OGH 14Os140/22b

OGH14Os140/22b28.2.2023

Der Oberste Gerichtshof hat am 28. Februar 2023 durch die Senatspräsidentin des Obersten Gerichtshofs Mag. Hetlinger als Vorsitzende, die Hofrätinnen des Obersten Gerichtshofs Dr. Mann und Dr. Setz‑Hummel LL.M., den Hofrat des Obersten Gerichtshofs Dr. Haslwanter LL.M. sowie die Hofrätin des Obersten Gerichtshofs Dr. Sadoghi in Gegenwart der Schriftführerin Mag. Lonin in der Strafsache gegen * B* wegen des Verbrechens des gewerbsmäßigen schweren Betrugs nach §§ 146, 147 Abs 2, § 148 zweiter Fall StGB über die Nichtigkeitsbeschwerde und die Berufung des Angeklagten gegen das Urteil des Landesgerichts für Strafsachen Wien als Schöffengericht vom 6. Oktober 2022, GZ 55 Hv 58/22h‑24, sowie über die Beschwerde des Angeklagten gegen den zugleich ergangenen Beschluss auf Verlängerung einer Probezeit nach Anhörung der Generalprokuratur in nichtöffentlicher Sitzung den

Beschluss

gefasst:

European Case Law Identifier: ECLI:AT:OGH0002:2023:0140OS00140.22B.0228.000

Rechtsgebiet: Strafrecht

 

Spruch:

Die Nichtigkeitsbeschwerde wird zurückgewiesen.

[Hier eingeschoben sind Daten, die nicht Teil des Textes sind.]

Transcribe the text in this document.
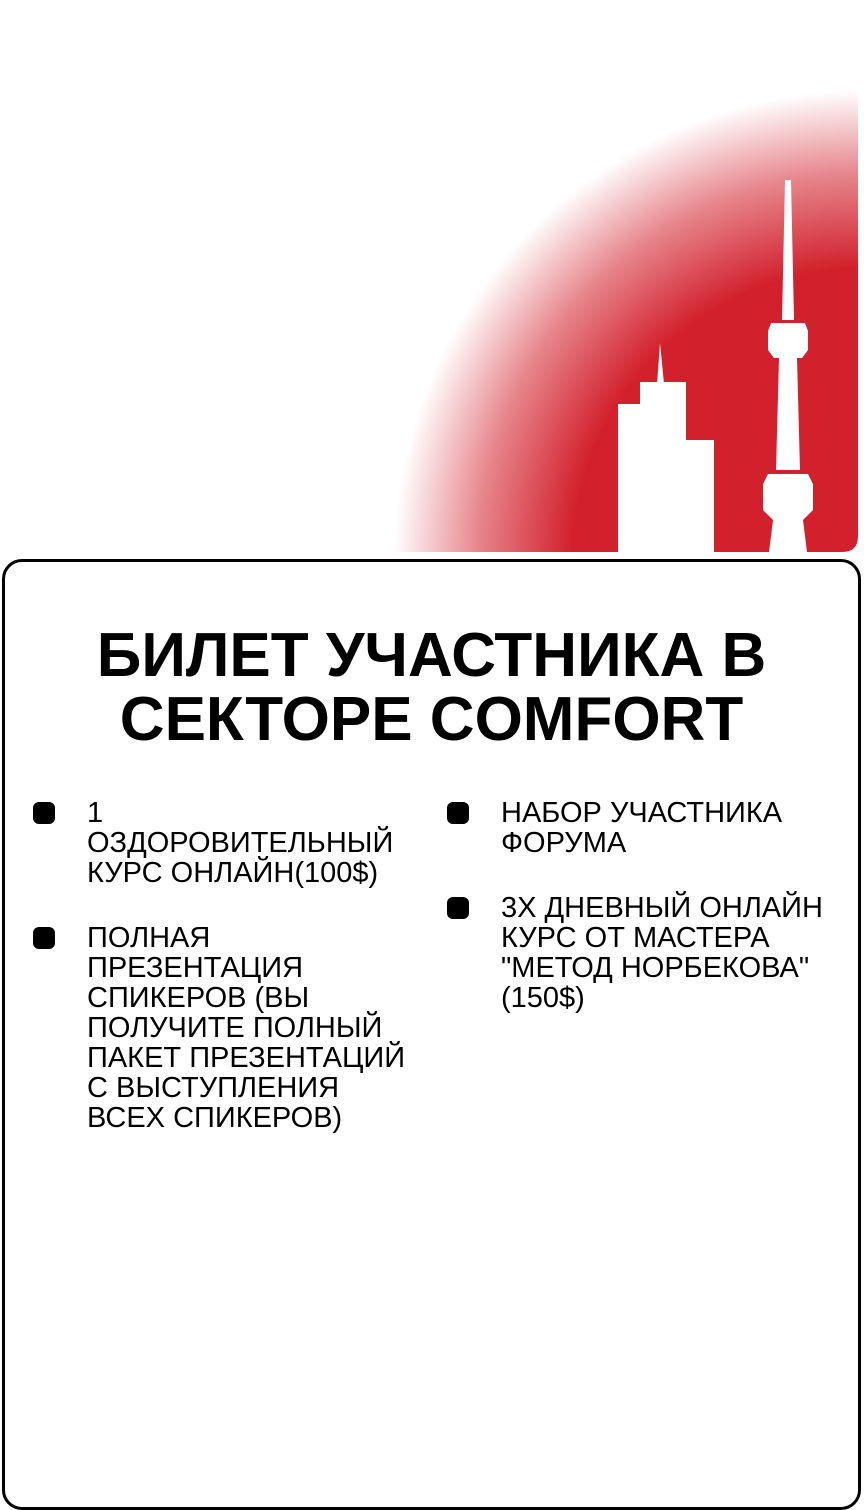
БИЛЕТ УЧАСТНИКА В СЕКТОРЕ COMFORT
1 ОЗДОРОВИТЕЛЬНЫЙ КУРС ОНЛАЙН(100$)
ПОЛНАЯ ПРЕЗЕНТАЦИЯ СПИКЕРОВ (ВЫ ПОЛУЧИТЕ ПОЛНЫЙ ПАКЕТ ПРЕЗЕНТАЦИЙ С ВЫСТУПЛЕНИЯ ВСЕХ СПИКЕРОВ)
НАБОР УЧАСТНИКА ФОРУМА
3Х ДНЕВНЫЙ ОНЛАЙН КУРС ОТ МАСТЕРА "МЕТОД НОРБЕКОВА"(150$)
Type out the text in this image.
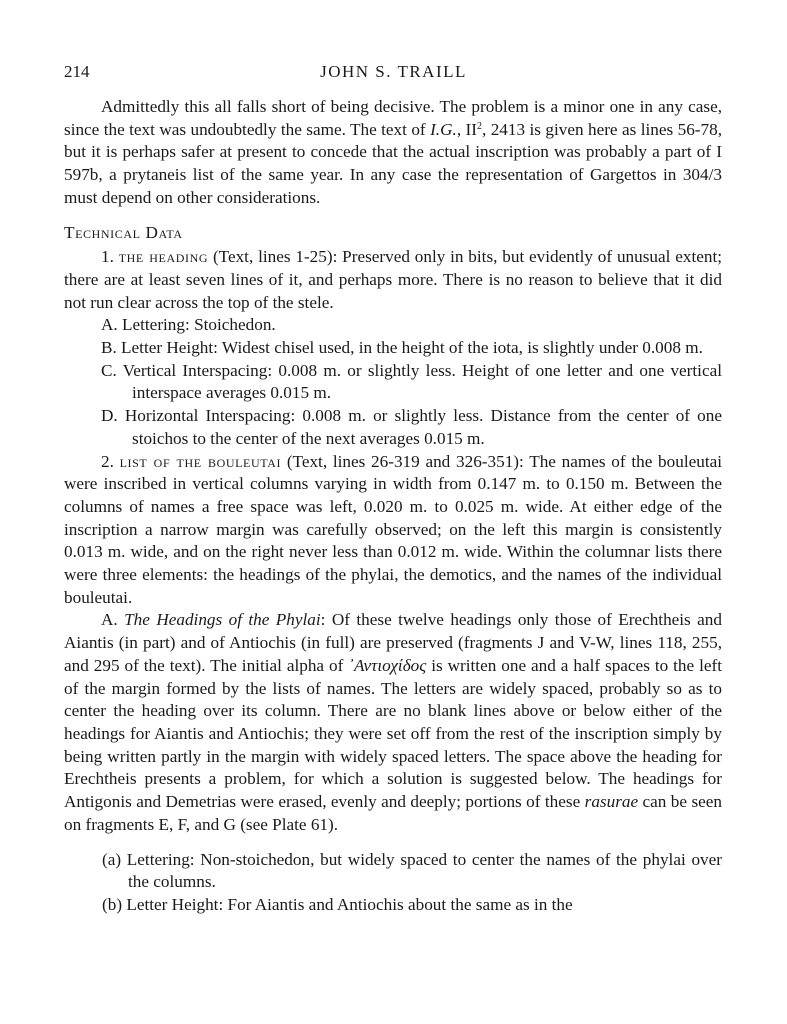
214	JOHN S. TRAILL

Admittedly this all falls short of being decisive. The problem is a minor one in any case, since the text was undoubtedly the same. The text of I.G., $II^2$, 2413 is given here as lines 56-78, but it is perhaps safer at present to concede that the actual inscription was probably a part of I 597b, a prytaneis list of the same year. In any case the representation of Gargettos in 304/3 must depend on other considerations.

Technical Data

1. the heading (Text, lines 1-25): Preserved only in bits, but evidently of unusual extent; there are at least seven lines of it, and perhaps more. There is no reason to believe that it did not run clear across the top of the stele.

A. Lettering: Stoichedon.

B. Letter Height: Widest chisel used, in the height of the iota, is slightly under 0.008 m.

C. Vertical Interspacing: 0.008 m. or slightly less. Height of one letter and one vertical interspace averages 0.015 m.

D. Horizontal Interspacing: 0.008 m. or slightly less. Distance from the center of one stoichos to the center of the next averages 0.015 m.

2. list of the bouleutai (Text, lines 26-319 and 326-351): The names of the bouleutai were inscribed in vertical columns varying in width from 0.147 m. to 0.150 m. Between the columns of names a free space was left, 0.020 m. to 0.025 m. wide. At either edge of the inscription a narrow margin was carefully observed; on the left this margin is consistently 0.013 m. wide, and on the right never less than 0.012 m. wide. Within the columnar lists there were three elements: the headings of the phylai, the demotics, and the names of the individual bouleutai.

A. The Headings of the Phylai: Of these twelve headings only those of Erechtheis and Aiantis (in part) and of Antiochis (in full) are preserved (fragments J and V-W, lines 118, 255, and 295 of the text). The initial alpha of ᾿Αντιοχίδος is written one and a half spaces to the left of the margin formed by the lists of names. The letters are widely spaced, probably so as to center the heading over its column. There are no blank lines above or below either of the headings for Aiantis and Antiochis; they were set off from the rest of the inscription simply by being written partly in the margin with widely spaced letters. The space above the heading for Erechtheis presents a problem, for which a solution is suggested below. The headings for Antigonis and Demetrias were erased, evenly and deeply; portions of these rasurae can be seen on fragments E, F, and G (see Plate 61).

(a) Lettering: Non-stoichedon, but widely spaced to center the names of the phylai over the columns.

(b) Letter Height: For Aiantis and Antiochis about the same as in the
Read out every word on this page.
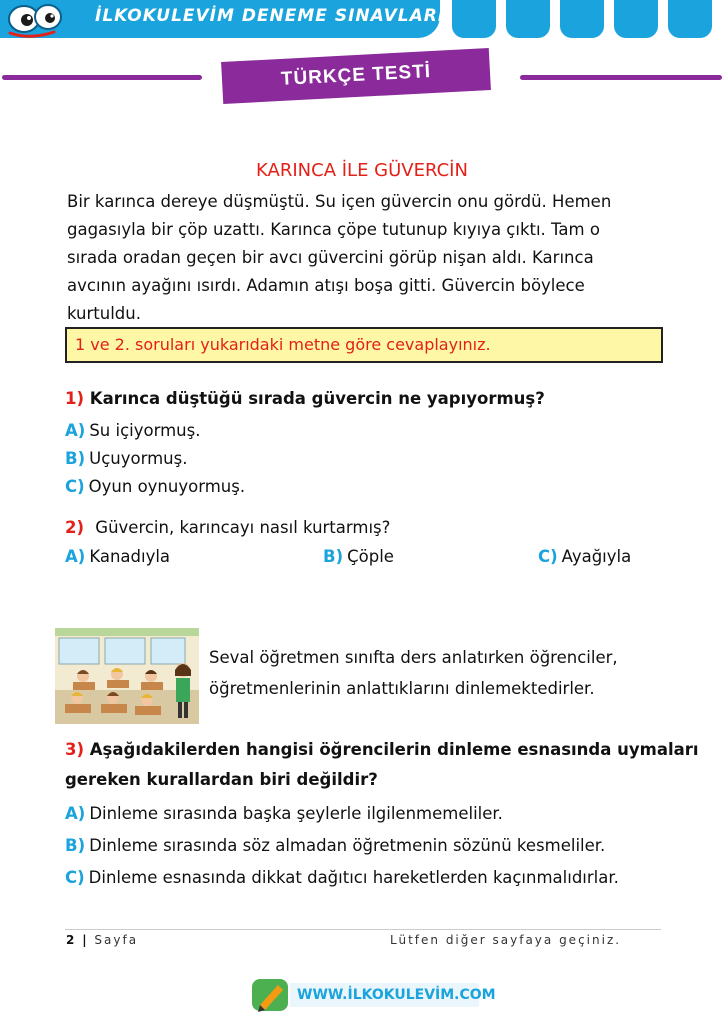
İLKOKULEVİM DENEME SINAVLARI
TÜRKÇE TESTİ
KARINCA İLE GÜVERCİN
Bir karınca dereye düşmüştü. Su içen güvercin onu gördü. Hemen
gagasıyla bir çöp uzattı. Karınca çöpe tutunup kıyıya çıktı. Tam o
sırada oradan geçen bir avcı güvercini görüp nişan aldı. Karınca
avcının ayağını ısırdı. Adamın atışı boşa gitti. Güvercin böylece
kurtuldu.
1 ve 2. soruları yukarıdaki metne göre cevaplayınız.
1) Karınca düştüğü sırada güvercin ne yapıyormuş?
A) Su içiyormuş.
B) Uçuyormuş.
C) Oyun oynuyormuş.
2) Güvercin, karıncayı nasıl kurtarmış?
A) Kanadıyla	B) Çöple	C) Ayağıyla
Seval öğretmen sınıfta ders anlatırken öğrenciler,
öğretmenlerinin anlattıklarını dinlemektedirler.
3) Aşağıdakilerden hangisi öğrencilerin dinleme esnasında uymaları
gereken kurallardan biri değildir?
A) Dinleme sırasında başka şeylerle ilgilenmemeliler.
B) Dinleme sırasında söz almadan öğretmenin sözünü kesmeliler.
C) Dinleme esnasında dikkat dağıtıcı hareketlerden kaçınmalıdırlar.
2 | Sayfa	Lütfen diğer sayfaya geçiniz.
WWW.İLKOKULEVİM.COM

Zur Entscheidung über die Berufung und die Beschwerde werden die Akten dem Oberlandesgericht Wien zugeleitet.

Dem Angeklagten fallen auch die Kosten des bisherigen Rechtsmittelverfahrens zur Last.

 

Gründe:

[1] Mit dem angefochtenen Urteil wurde * B* des Verbrechens des gewerbsmäßigen schweren Betrugs nach §§ 146, 147 Abs 2, § 148 zweiter Fall StGB schuldig erkannt.

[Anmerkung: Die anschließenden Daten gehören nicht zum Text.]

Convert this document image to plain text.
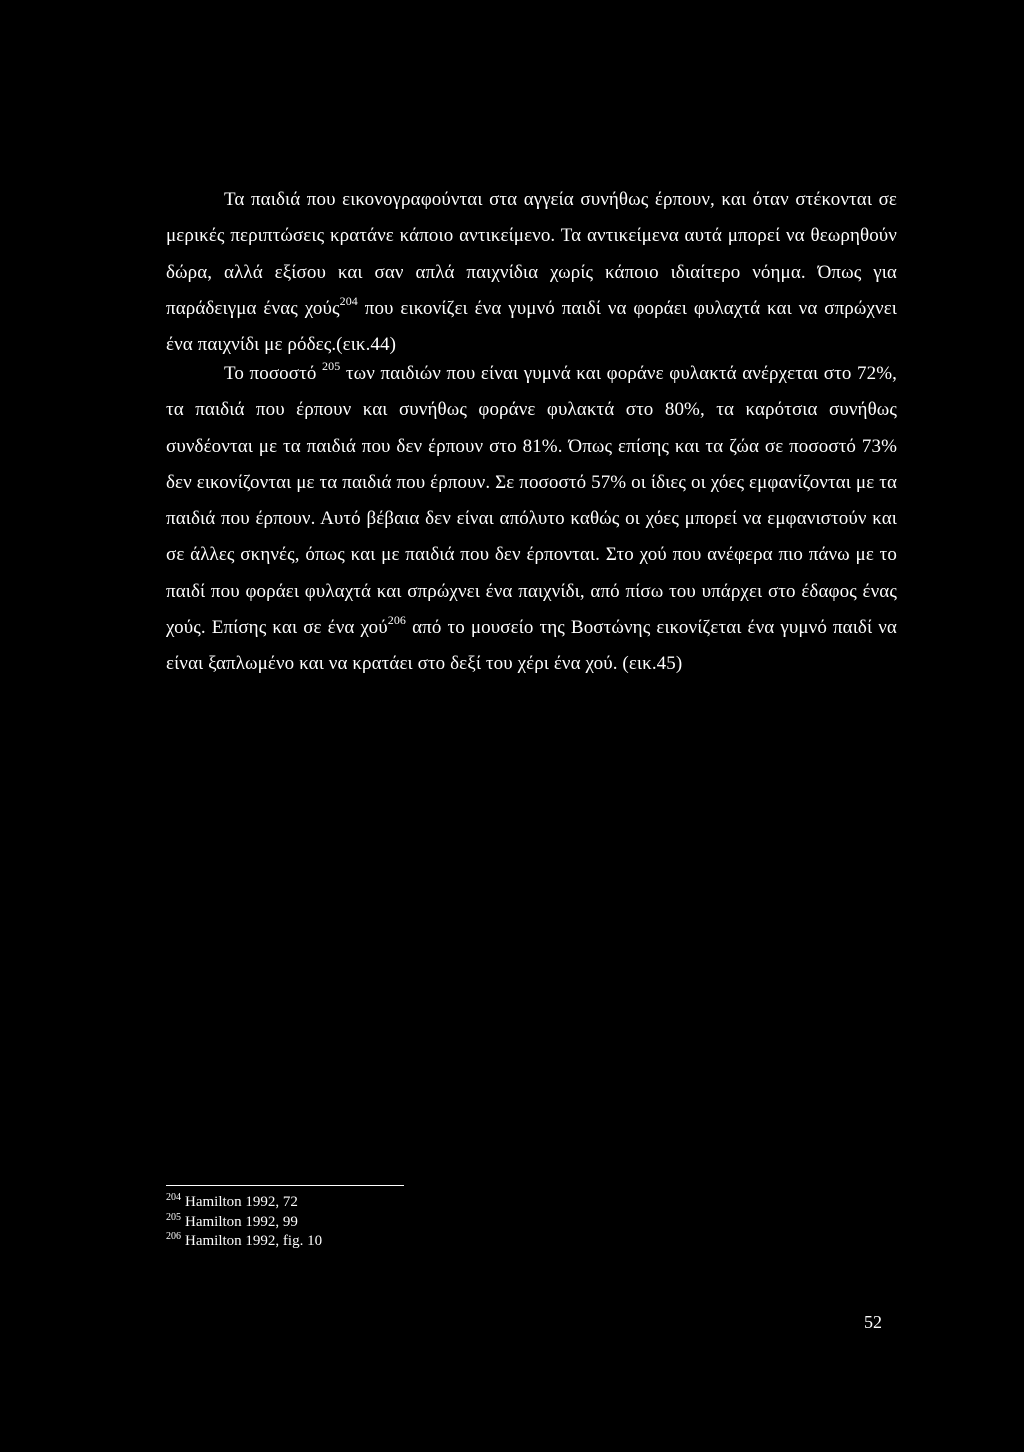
Τα παιδιά που εικονογραφούνται στα αγγεία συνήθως έρπουν, και όταν στέκονται σε μερικές περιπτώσεις κρατάνε κάποιο αντικείμενο. Τα αντικείμενα αυτά μπορεί να θεωρηθούν δώρα, αλλά εξίσου και σαν απλά παιχνίδια χωρίς κάποιο ιδιαίτερο νόημα. Όπως για παράδειγμα ένας χούς$^{204}$ που εικονίζει ένα γυμνό παιδί να φοράει φυλαχτά και να σπρώχνει ένα παιχνίδι με ρόδες.(εικ.44)

Το ποσοστό $^{205}$ των παιδιών που είναι γυμνά και φοράνε φυλακτά ανέρχεται στο 72%, τα παιδιά που έρπουν και συνήθως φοράνε φυλακτά στο 80%, τα καρότσια συνήθως συνδέονται με τα παιδιά που δεν έρπουν στο 81%. Όπως επίσης και τα ζώα σε ποσοστό 73% δεν εικονίζονται με τα παιδιά που έρπουν. Σε ποσοστό 57% οι ίδιες οι χόες εμφανίζονται με τα παιδιά που έρπουν. Αυτό βέβαια δεν είναι απόλυτο καθώς οι χόες μπορεί να εμφανιστούν και σε άλλες σκηνές, όπως και με παιδιά που δεν έρπονται. Στο χού που ανέφερα πιο πάνω με το παιδί που φοράει φυλαχτά και σπρώχνει ένα παιχνίδι, από πίσω του υπάρχει στο έδαφος ένας χούς. Επίσης και σε ένα χού$^{206}$ από το μουσείο της Βοστώνης εικονίζεται ένα γυμνό παιδί να είναι ξαπλωμένο και να κρατάει στο δεξί του χέρι ένα χού. (εικ.45)

$^{204}$ Hamilton 1992, 72
$^{205}$ Hamilton 1992, 99
$^{206}$ Hamilton 1992, fig. 10
52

[2] Danach hat er zu nachstehenden Zeiten in W* gewerbsmäßig (§ 70 Abs 1 Z 3 erster Fall StGB [US 5]) in Bezug auf Betrugshandlungen mit einem jeweils 5.000 Euro übersteigenden Schaden (§ 147 Abs 2 StGB) und mit auf unrechtmäßige Bereicherung gerichtetem Vorsatz * Br* durch Täuschung über Tatsachen, nämlich durch die Vorgabe seiner Rückzahlungsfähigkeit und Rückzahlungswilligkeit, zur Gewährung von Darlehen und Überweisung nachstehender Darlehensbeträge (US 4 f), somit zu Handlungen verleitet, die die Genannte im 5.000 Euro übersteigenden Betrag von insgesamt 72.000 Euro am Vermögen schädigten, und zwar

1/ am 11. Mai 2021 von 15.000 Euro,

2/ am 17. Mai 2021 von 12.000 Euro,

3/ am 5. Juli 2021 von 30.000 Euro,

4/ am 4. November 2021 von 15.000 Euro.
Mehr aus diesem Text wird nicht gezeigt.